It has not brought about a change in cinema for me personally as I have been making films before the MFF started. It is slowly creating an audience for world cinema and also for non-commercial cinema being made in our country. The best part about the MMF is the panel discussions.
How has the festival grown over the last 13 years?
In the last few years, it has become very important. It attracts a lot of press, a lot more people come to watch the films. More screens are added every year, which proves the festival has grown. It is an event that Mumbai looks forward to.
How can filmmakers benefit from this festival?
Hyderabad Blues got a distributor after it was screened at the MFF. But that is a rare case. It also happened as the film was a lighter and funny film. Every time my film has gone to a festival, distributors saw it as a bad thing and assumed it was an ‘arty’ film. So it is actually better if your film stays away from festivals till it is released! There have also been cases when films have been part of big festivals like Berlin and Toronto and that has not impacted Indian distributors.

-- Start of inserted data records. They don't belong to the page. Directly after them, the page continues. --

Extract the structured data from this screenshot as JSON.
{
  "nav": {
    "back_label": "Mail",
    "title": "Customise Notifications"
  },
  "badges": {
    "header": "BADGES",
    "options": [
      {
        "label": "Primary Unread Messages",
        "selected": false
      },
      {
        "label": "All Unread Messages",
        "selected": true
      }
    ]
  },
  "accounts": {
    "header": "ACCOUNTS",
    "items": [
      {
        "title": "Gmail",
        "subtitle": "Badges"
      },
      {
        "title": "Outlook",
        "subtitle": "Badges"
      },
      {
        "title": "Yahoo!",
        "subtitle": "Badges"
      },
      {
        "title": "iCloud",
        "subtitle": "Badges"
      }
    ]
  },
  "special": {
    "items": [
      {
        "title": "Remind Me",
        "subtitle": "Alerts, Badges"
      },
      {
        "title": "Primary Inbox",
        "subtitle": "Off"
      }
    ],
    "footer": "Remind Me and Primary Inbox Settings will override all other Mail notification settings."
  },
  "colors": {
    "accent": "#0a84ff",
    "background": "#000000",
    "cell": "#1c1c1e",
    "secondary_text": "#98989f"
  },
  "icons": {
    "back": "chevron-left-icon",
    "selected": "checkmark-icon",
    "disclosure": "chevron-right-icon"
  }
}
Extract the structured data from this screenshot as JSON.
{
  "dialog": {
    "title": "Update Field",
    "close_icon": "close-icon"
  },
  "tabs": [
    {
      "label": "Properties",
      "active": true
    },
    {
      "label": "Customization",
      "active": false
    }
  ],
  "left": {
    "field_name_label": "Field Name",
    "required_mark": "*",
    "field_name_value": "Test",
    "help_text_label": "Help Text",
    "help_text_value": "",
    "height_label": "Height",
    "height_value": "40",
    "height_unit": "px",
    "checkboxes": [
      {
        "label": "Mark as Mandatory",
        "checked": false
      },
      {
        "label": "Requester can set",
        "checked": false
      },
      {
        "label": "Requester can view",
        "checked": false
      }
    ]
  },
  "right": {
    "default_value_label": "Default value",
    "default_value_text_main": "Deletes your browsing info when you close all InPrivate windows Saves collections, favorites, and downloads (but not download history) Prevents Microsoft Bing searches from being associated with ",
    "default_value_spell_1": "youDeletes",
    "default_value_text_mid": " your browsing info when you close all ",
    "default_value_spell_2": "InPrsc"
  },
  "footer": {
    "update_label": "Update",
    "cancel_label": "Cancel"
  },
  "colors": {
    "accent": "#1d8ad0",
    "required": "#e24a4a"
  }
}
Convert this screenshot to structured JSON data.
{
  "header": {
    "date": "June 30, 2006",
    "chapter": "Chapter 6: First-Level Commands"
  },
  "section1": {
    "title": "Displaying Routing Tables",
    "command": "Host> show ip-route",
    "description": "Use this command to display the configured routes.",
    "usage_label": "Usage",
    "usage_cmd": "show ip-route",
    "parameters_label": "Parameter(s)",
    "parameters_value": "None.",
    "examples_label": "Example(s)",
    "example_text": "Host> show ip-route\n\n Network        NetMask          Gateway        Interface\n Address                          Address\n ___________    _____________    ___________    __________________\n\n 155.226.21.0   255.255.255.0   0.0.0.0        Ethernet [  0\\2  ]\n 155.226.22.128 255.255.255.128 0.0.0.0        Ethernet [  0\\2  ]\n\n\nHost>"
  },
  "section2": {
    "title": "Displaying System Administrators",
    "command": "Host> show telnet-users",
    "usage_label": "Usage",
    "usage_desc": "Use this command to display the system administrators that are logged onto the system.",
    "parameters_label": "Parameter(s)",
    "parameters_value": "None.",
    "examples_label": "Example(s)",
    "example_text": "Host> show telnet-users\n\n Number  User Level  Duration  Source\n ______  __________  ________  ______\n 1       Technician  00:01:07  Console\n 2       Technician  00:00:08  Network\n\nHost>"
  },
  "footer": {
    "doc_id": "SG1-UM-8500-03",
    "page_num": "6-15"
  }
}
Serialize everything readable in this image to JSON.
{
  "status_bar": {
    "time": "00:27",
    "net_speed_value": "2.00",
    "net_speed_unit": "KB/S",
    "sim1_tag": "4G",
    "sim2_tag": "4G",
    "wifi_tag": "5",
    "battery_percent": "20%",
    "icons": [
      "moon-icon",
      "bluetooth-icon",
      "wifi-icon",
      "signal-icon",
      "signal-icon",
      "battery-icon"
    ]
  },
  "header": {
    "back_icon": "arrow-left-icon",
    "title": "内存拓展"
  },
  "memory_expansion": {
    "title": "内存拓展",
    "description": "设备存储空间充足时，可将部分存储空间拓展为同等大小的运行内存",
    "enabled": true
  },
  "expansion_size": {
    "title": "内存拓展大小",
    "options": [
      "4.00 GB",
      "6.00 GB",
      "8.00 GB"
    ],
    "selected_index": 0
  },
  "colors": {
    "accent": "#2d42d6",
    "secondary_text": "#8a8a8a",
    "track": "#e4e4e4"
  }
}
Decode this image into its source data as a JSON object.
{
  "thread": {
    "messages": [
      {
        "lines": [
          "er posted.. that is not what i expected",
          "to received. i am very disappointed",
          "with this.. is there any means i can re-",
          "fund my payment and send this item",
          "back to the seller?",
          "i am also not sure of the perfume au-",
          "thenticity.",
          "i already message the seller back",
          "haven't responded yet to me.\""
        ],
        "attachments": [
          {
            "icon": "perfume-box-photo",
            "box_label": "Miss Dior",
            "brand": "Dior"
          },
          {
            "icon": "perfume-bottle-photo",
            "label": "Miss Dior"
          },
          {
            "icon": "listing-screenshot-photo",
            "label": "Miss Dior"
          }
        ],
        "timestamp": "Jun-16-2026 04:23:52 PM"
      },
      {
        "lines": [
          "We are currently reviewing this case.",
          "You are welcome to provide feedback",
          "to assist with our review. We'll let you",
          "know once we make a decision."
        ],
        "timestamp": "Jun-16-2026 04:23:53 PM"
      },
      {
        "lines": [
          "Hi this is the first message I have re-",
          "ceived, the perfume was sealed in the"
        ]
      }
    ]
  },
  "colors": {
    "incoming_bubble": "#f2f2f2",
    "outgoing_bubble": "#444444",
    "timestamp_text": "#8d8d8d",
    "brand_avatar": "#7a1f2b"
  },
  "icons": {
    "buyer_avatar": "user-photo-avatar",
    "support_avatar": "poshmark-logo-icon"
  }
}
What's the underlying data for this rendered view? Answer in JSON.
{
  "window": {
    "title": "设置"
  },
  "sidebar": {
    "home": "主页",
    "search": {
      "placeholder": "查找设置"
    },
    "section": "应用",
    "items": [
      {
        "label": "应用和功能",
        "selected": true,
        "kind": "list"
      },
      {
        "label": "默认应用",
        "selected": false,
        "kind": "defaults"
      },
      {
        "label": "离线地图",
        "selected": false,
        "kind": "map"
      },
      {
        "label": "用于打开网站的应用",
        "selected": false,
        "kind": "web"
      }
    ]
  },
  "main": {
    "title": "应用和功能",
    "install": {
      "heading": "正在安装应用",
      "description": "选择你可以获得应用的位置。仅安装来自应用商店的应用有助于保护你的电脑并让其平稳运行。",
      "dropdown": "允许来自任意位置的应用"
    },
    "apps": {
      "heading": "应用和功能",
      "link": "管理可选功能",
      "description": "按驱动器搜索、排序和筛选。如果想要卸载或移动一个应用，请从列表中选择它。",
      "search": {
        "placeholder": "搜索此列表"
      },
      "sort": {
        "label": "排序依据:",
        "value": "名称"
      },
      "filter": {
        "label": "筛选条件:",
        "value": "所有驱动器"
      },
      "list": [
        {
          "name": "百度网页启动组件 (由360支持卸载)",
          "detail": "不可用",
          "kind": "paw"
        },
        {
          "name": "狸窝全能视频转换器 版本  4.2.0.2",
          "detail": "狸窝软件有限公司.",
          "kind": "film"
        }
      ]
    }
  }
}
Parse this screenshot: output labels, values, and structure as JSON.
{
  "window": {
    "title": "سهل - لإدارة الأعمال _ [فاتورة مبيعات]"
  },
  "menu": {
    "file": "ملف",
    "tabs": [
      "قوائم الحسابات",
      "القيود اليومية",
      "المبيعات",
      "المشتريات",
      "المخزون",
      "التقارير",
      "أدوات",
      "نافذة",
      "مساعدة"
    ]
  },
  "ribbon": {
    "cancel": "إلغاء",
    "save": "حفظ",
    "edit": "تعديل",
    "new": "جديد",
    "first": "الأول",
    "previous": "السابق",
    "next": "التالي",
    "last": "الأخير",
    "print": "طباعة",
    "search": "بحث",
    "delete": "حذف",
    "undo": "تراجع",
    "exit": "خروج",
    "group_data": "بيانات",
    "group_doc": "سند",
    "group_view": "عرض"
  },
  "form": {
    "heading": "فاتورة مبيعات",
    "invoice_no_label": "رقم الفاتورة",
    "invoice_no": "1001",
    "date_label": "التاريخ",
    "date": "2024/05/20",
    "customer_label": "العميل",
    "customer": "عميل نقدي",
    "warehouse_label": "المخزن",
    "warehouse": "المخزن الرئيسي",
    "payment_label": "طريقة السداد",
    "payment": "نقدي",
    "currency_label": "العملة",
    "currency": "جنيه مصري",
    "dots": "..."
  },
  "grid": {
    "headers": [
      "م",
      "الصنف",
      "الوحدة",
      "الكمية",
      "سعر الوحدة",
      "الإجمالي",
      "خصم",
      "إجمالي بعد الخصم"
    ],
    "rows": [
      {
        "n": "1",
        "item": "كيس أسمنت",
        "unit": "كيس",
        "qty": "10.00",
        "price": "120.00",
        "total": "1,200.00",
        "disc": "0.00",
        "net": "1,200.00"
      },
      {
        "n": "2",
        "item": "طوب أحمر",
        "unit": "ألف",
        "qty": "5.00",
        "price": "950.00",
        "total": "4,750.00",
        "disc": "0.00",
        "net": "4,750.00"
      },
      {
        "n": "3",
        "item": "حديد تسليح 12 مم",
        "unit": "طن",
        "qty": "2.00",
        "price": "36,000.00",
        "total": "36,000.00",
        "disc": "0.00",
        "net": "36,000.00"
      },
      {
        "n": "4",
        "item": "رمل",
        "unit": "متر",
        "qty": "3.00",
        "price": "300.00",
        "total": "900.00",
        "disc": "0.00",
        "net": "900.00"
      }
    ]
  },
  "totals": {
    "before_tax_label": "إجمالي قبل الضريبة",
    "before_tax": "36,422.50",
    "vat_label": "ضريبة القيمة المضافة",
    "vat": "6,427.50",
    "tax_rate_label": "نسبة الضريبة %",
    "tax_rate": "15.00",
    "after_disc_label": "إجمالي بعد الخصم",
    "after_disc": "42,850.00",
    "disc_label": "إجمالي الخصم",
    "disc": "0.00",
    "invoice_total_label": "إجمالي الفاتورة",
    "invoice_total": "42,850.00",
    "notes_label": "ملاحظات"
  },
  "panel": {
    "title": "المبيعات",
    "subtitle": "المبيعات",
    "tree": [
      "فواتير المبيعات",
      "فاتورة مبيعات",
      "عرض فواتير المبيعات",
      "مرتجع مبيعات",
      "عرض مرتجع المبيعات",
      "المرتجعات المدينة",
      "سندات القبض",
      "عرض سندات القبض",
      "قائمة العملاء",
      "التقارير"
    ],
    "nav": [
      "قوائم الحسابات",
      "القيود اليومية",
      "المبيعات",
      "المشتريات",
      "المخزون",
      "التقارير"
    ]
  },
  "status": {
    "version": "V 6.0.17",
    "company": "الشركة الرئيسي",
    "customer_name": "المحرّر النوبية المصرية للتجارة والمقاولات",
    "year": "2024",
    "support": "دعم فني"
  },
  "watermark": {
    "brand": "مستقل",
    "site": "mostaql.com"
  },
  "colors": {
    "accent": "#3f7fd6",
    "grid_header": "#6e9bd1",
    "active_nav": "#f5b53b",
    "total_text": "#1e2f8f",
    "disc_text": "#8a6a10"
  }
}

Are there any changes you would want to make in the festival?
I travel half the year, attending different film festivals. At every festival, a certain number of seats are reserved for the director and other members of the festivals, which is not the case with the MFF. Also, the selection process for Indian films should focus on films that have not released as people have not yet watched them.
What are your expectations from the MFF next year?
Looking at the queue outside every screening, you wish that next year it would be even bigger.